O acordo em questão com a Paramount+ é monumental, abrangendo os direitos de transmissão do UFC nos Estados Unidos por um total impressionante de US$ 1,1 bilhão por ano ao longo de sete anos. Além disso, negociações adicionais em territórios menores têm se mostrado promissoras para o futuro, o que poderá trazer ainda mais receitas.
White ressaltou uma mudança significativa no panorama do setor: "A TV, como conhecíamos, está em declínio. Hoje, aqueles grandes canais a cabo que tinham controle sobre a audiência estão perdendo seu espaço. Resta apenas algumas emissoras e três serviços de streaming muito poderosos lutando pelo mesmo pedaço do mercado."
O futuro do entretenimento esportivo parece estar se direcionando para uma era dominada pelo streaming. White tracinou paralelos entre o passado e o que está por vir. "Da mesma forma que na minha infância havia apenas alguns canais disponíveis, como o canal 3, 5, 8 e 13, acredito que no futuro verá uma consolidada competição global que englobará gigantes como Netflix, Paramount, Disney e YouTube. A corrida pelo domínio no streaming é tão acirrada quanto uma disputa armamentista", explicou White, mostrando sua visão futurista.
O UFC Freedom 250, que foi fisicamente e emocionalmente desgastante para a equipe, reforçou o compromisso da organização em oferecer eventos de qualidade. Em relação a essa maratona de produções, White revelou que sua equipe está necessitando de um período de recuperação. A pressão e a intensidade dos eventos do UFC geram um turbilhão de emoções e desafios, tanto para os lutadores quanto para a equipe organizadora.
Outra questão que surgiu e que atraiu atenção foi a mudança na forma como as classificações dos lutadores serão divulgadas. White confirmou que, a partir de agora, tanto classificações humanas quanto não-humanas serão utilizadas.
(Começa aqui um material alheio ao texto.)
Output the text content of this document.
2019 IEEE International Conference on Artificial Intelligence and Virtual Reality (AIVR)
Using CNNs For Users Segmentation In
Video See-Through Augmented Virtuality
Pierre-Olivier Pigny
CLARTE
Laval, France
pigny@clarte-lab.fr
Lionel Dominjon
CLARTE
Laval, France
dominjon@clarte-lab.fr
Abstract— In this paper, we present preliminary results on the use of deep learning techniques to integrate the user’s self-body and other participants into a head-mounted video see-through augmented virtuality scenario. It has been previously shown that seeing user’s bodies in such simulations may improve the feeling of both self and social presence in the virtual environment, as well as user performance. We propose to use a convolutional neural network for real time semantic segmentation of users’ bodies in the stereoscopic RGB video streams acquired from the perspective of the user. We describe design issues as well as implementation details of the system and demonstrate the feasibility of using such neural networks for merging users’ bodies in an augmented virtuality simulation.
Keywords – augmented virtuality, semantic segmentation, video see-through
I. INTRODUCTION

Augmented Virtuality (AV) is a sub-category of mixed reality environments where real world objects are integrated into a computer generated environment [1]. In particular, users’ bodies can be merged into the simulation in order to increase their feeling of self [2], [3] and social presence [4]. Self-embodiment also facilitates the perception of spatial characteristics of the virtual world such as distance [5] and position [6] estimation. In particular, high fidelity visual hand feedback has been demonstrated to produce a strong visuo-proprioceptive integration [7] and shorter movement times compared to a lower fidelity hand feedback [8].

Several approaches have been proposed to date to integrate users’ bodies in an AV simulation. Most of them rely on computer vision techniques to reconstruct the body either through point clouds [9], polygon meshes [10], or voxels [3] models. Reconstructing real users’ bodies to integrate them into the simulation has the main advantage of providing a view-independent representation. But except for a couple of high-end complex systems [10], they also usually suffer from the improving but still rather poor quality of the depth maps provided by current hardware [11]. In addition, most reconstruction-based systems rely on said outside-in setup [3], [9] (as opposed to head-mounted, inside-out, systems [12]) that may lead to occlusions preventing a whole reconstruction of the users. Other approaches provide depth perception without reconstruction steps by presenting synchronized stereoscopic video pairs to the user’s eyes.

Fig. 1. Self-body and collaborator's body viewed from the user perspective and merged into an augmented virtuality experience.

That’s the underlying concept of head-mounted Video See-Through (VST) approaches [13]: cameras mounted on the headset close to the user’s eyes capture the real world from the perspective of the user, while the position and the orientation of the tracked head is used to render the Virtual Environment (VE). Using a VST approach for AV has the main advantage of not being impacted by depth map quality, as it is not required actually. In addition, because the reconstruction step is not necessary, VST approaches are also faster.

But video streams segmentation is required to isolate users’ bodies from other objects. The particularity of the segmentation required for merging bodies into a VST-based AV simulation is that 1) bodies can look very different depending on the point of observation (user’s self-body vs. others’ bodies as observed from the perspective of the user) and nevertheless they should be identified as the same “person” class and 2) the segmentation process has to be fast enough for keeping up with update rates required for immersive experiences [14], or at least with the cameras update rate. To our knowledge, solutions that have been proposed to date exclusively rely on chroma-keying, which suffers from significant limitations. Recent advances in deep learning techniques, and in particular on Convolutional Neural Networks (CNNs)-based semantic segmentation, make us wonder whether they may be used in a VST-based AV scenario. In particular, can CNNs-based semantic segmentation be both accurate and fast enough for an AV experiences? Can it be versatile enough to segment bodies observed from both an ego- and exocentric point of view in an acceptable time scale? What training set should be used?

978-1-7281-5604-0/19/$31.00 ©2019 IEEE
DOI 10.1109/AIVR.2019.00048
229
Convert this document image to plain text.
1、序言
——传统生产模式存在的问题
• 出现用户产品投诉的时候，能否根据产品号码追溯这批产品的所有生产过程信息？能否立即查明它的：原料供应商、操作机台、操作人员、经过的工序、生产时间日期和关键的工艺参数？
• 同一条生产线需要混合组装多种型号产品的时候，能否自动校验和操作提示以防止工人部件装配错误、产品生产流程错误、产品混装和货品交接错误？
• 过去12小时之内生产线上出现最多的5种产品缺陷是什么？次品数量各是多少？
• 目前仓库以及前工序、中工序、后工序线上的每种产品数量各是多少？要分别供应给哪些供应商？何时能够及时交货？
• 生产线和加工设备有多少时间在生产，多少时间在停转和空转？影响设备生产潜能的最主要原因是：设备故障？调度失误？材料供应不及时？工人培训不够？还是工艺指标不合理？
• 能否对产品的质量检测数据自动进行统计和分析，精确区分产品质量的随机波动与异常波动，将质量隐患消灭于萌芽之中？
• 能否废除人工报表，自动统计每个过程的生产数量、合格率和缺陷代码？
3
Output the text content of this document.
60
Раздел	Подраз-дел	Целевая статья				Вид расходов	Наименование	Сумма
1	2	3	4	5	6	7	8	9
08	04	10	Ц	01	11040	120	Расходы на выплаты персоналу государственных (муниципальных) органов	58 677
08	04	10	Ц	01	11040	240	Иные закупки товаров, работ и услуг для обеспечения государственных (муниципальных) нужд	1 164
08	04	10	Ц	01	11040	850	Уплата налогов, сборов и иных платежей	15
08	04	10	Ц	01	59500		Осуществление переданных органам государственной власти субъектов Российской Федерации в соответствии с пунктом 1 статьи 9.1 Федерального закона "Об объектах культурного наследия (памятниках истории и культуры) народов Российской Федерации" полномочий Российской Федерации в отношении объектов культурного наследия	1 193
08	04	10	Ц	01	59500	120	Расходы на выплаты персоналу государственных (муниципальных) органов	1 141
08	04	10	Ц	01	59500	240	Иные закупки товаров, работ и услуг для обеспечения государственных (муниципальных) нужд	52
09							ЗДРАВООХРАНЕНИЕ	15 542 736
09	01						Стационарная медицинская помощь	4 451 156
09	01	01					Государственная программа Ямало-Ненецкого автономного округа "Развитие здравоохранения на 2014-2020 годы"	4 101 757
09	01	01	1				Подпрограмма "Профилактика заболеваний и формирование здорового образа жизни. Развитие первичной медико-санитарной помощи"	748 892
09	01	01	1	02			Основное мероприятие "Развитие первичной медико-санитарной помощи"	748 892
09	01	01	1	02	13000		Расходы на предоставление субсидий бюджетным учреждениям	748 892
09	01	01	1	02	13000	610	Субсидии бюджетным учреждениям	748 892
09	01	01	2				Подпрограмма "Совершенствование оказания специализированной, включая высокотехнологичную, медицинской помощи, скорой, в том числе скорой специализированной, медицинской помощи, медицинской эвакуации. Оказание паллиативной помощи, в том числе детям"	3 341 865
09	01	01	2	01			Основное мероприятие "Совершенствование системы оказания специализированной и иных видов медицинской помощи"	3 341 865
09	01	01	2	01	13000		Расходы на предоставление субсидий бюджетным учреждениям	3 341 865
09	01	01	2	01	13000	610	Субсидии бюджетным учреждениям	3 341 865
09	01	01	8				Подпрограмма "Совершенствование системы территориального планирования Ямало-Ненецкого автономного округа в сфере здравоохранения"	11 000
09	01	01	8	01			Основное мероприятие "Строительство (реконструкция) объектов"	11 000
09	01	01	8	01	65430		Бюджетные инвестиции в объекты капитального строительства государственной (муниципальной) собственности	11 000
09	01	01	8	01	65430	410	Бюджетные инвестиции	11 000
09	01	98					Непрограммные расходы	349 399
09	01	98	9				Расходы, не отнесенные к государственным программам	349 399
Essa abordagem dual, segundo ele, poderá oferecer uma visão mais aprofundada sobre o desempenho dos lutadores. “Esperamos que esta nova metodologia atraia debates e discussões que são saudáveis para o crescimento da nossa organização", comentou White, adicionando que as novas classificações devem entrar em vigor já na próxima segunda-feira.
Além disso, o presidente do UFC não pretende deixar que apenas algoritmos decida as classificações. "Ambas as abordagens podem falhar, mas acreditamos que essa nova fórmula irá nos aproximar de uma representação verdadeira do cenário atual", disse ele. A esperança de que essa estreia ao longo do primeiro ano seja um sucesso também é palpável na fala de White, que se mostra cautelosamente otimista.
Dessa forma, o UFC segue não apenas como uma das organizações líderes de artes marciais, mas também como um influente ator no cenário midiático. Com um foco inabalável em crescimento e inovação, o UFC não apenas conquista fãs mundo afora, mas também redefine o modo como o conteúdo esportivo é consumido na atualidade. A era do MMA está mais viva do que nunca, e eventos como o Vegas 119 apenas solidificam essa posição.
Em suma, o UFC continua em sua trajetória de crescimento, explorando novas dimensões na mídia e na gestão de talentos. O caminho está repleto de desafios, mas também de oportunidades que podem moldar o futuro do esporte como um todo. À medida que a organização avança, o mundo do MMA e o panorama da mídia esportiva assistirão, ansiosos, ao desenrolar desse drama emocionante. Com cada luta, cada acordo e cada mudança, a história do UFC está longe de chegar ao fim; pelo contrário, está apenas começando a ser escrita.